Wer eine Divergenz (§ 160 Abs 2 Nr 2 SGG) entsprechend den gesetzlichen Anforderungen darlegen will, muss entscheidungstragende abstrakte Rechtssätze in der Entscheidung des Berufungsgerichts einerseits und in der herangezogenen höchstrichterlichen Entscheidung des BSG, des Gemeinsamen Senats der obersten Gerichtshöfe des Bundes (GmSOGB) oder des BVerfG andererseits gegenüberstellen und dazu ausführen, weshalb beide miteinander unvereinbar sein sollen (vgl zB BSG vom 16.7.2013 - B 8 SO 14/13 B - RdNr 6; BSG vom 22.12.2010 - B 1 KR 100/10 B - juris RdNr 4 mwN). Erforderlich ist, dass das LSG bewusst einen abweichenden Rechtssatz aufgestellt und nicht etwa lediglich fehlerhaft das Recht angewendet hat (vgl zB BSG vom 16.7.2013 - B 8 SO 14/13 B - RdNr 6; BSG vom 27.1.1999 - B 4 RA 131/98 B - SozR 3-1500 § 160 Nr 26 S 44 f mwN). Für die Darlegung der Divergenz ist zudem erforderlich, dass die behauptete Abweichung entscheidungserheblich ist. Der Kläger benennt schon keinen konkreten vom LSG aufgestellten Rechtssatz, sondern behauptet die fehlerhafte Rechtsanwendung durch das Berufungsgericht, die nicht zur Zulassung der Revision führt (vgl BSG vom 26.9.2017 - B 14 AS 177/17 B mwN).

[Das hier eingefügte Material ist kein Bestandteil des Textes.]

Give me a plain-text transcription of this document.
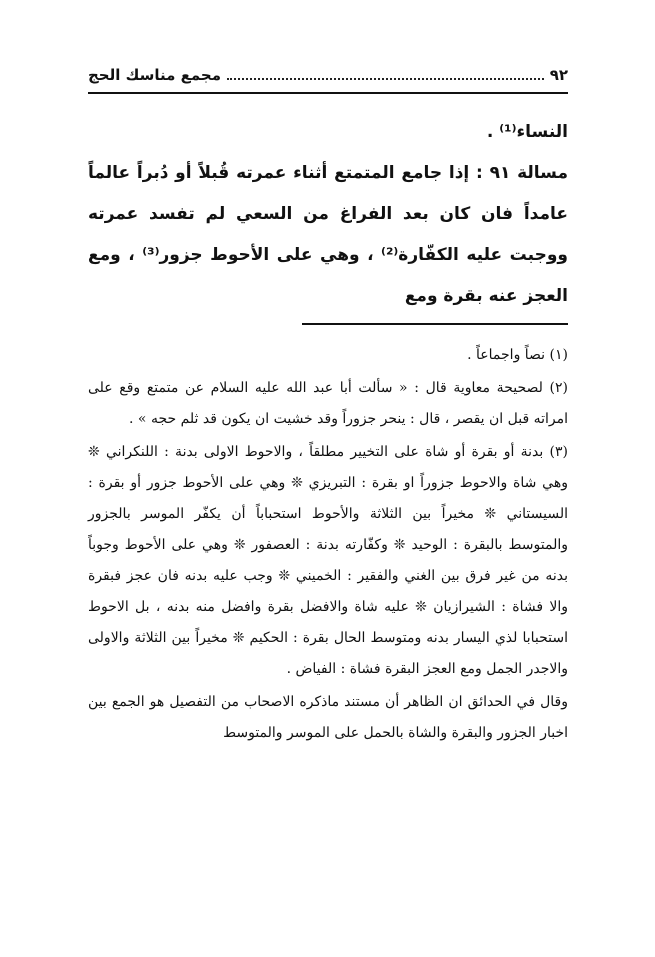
٩٢
مجمع مناسك الحج

النساء⁽¹⁾ .

مسالة ٩١ : إذا جامع المتمتع أثناء عمرته قُبلاً أو دُبراً عالماً عامداً فان كان بعد الفراغ من السعي لم تفسد عمرته ووجبت عليه الكفّارة⁽²⁾ ، وهي على الأحوط جزور⁽³⁾ ، ومع العجز عنه بقرة ومع

(١) نصاً واجماعاً .

(٢) لصحيحة معاوية قال : « سألت أبا عبد الله عليه السلام عن متمتع وقع على امراته قبل ان يقصر ، قال : ينحر جزوراً وقد خشيت ان يكون قد ثلم حجه » .

(٣) بدنة أو بقرة أو شاة على التخيير مطلقاً ، والاحوط الاولى بدنة : اللنكراني ❊ وهي شاة والاحوط جزوراً او بقرة : التبريزي ❊ وهي على الأحوط جزور أو بقرة : السيستاني ❊ مخيراً بين الثلاثة والأحوط استحباباً أن يكفّر الموسر بالجزور والمتوسط بالبقرة : الوحيد ❊ وكفّارته بدنة : العصفور ❊ وهي على الأحوط وجوباً بدنه من غير فرق بين الغني والفقير : الخميني ❊ وجب عليه بدنه فان عجز فبقرة والا فشاة : الشيرازيان ❊ عليه شاة والافضل بقرة وافضل منه بدنه ، بل الاحوط استحبابا لذي اليسار بدنه ومتوسط الحال بقرة : الحكيم ❊ مخيراً بين الثلاثة والاولى والاجدر الجمل ومع العجز البقرة فشاة : الفياض .

وقال في الحدائق ان الظاهر أن مستند ماذكره الاصحاب من التفصيل هو الجمع بين اخبار الجزور والبقرة والشاة بالحمل على الموسر والمتوسط
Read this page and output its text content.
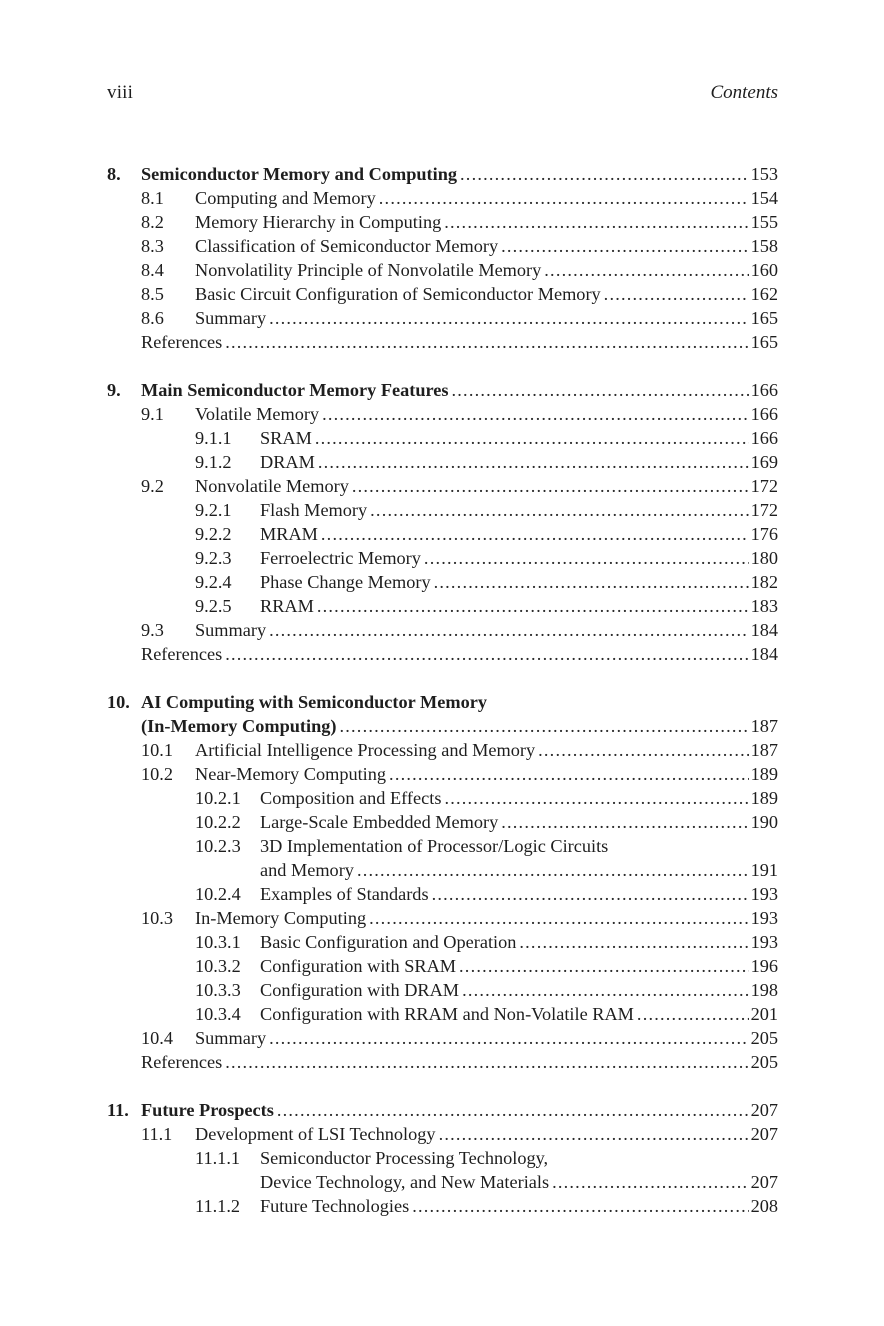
viii	Contents
8.	Semiconductor Memory and Computing .....	153
8.1 Computing and Memory .....	154
8.2 Memory Hierarchy in Computing .....	155
8.3 Classification of Semiconductor Memory .....	158
8.4 Nonvolatility Principle of Nonvolatile Memory .....	160
8.5 Basic Circuit Configuration of Semiconductor Memory .....	162
8.6 Summary .....	165
References .....	165
9.	Main Semiconductor Memory Features .....	166
9.1 Volatile Memory .....	166
9.1.1 SRAM .....	166
9.1.2 DRAM .....	169
9.2 Nonvolatile Memory .....	172
9.2.1 Flash Memory .....	172
9.2.2 MRAM .....	176
9.2.3 Ferroelectric Memory .....	180
9.2.4 Phase Change Memory .....	182
9.2.5 RRAM .....	183
9.3 Summary .....	184
References .....	184
10. AI Computing with Semiconductor Memory
(In-Memory Computing) .....	187
10.1 Artificial Intelligence Processing and Memory .....	187
10.2 Near-Memory Computing .....	189
10.2.1 Composition and Effects .....	189
10.2.2 Large-Scale Embedded Memory .....	190
10.2.3 3D Implementation of Processor/Logic Circuits
and Memory .....	191
10.2.4 Examples of Standards .....	193
10.3 In-Memory Computing .....	193
10.3.1 Basic Configuration and Operation .....	193
10.3.2 Configuration with SRAM .....	196
10.3.3 Configuration with DRAM .....	198
10.3.4 Configuration with RRAM and Non-Volatile RAM .....	201
10.4 Summary .....	205
References .....	205
11. Future Prospects .....	207
11.1 Development of LSI Technology .....	207
11.1.1 Semiconductor Processing Technology,
Device Technology, and New Materials .....	207
11.1.2 Future Technologies .....	208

Soweit der Kläger sinngemäß Verfahrensmängel (§ 160 Abs 2 Nr 3 Halbsatz 1 SGG) rügt, sind auch diese nicht in der gebotenen Weise bezeichnet. Die hinreichende Bezeichnung eines Verfahrensmangels erfordert die substantiierte Darstellung der ihn (vermeintlich) begründenden Tatsachen, sodass allein anhand der Beschwerdebegründung darüber entschieden werden kann, ob der Verfahrensmangel in Betracht kommt (vgl nur BSG vom 26.9.2017 - B 14 AS 177/17 B; BSG vom 29.9.1975 - 8 BU 64/75 - SozR 1500 § 160a Nr 14; Leitherer in Meyer-Ladewig/Keller/Leitherer/Schmidt, SGG, 12. Aufl 2017, § 160a RdNr 16 mwN). Soweit der Kläger den Verfahrensmangel "Prozessurteil statt Sachurteil" (vgl nur BSG vom 30.10.2007 - B 2 U 272/07 B - SozR 4-1500 § 160a Nr 19 RdNr 6 mwN) geltend macht, fehlt es an einer substantiierten Darlegung der Voraussetzungen des § 67 Abs 1 SGG, insbesondere dem tatsächlichen zeitlichen Ablauf. Es genügt nicht, lediglich mitzuteilen, dass (irgendwann) am letzten Tag der Frist die heimische PC-/Faxanlage ausgefallen ist; erforderlich wäre eine in zeitlicher Hinsicht nachvollziehbare Darlegung gewesen, wann genau das vorgesehene Übermittlungsgerät aus technischen Gründen versagt hatte, so stellt etwa die vom Kläger angeführte Rechtsprechung darauf ab, ob die Störung "kurz vor Fristablauf" (vgl BSG vom 31.3.1993 - 13 RJ 9/92 - BSGE 72, 158 = SozR 3-1500 § 67 Nr 7, juris RdNr 18, 20) war. Seinem Vortrag lässt sich deshalb auch nicht ansatzweise entnehmen, dass ihm eine rechtzeitige Übermittlung der Klageschrift bei Anwendung der im Verkehr erforderlichen Sorgfalt nicht mehr möglich war.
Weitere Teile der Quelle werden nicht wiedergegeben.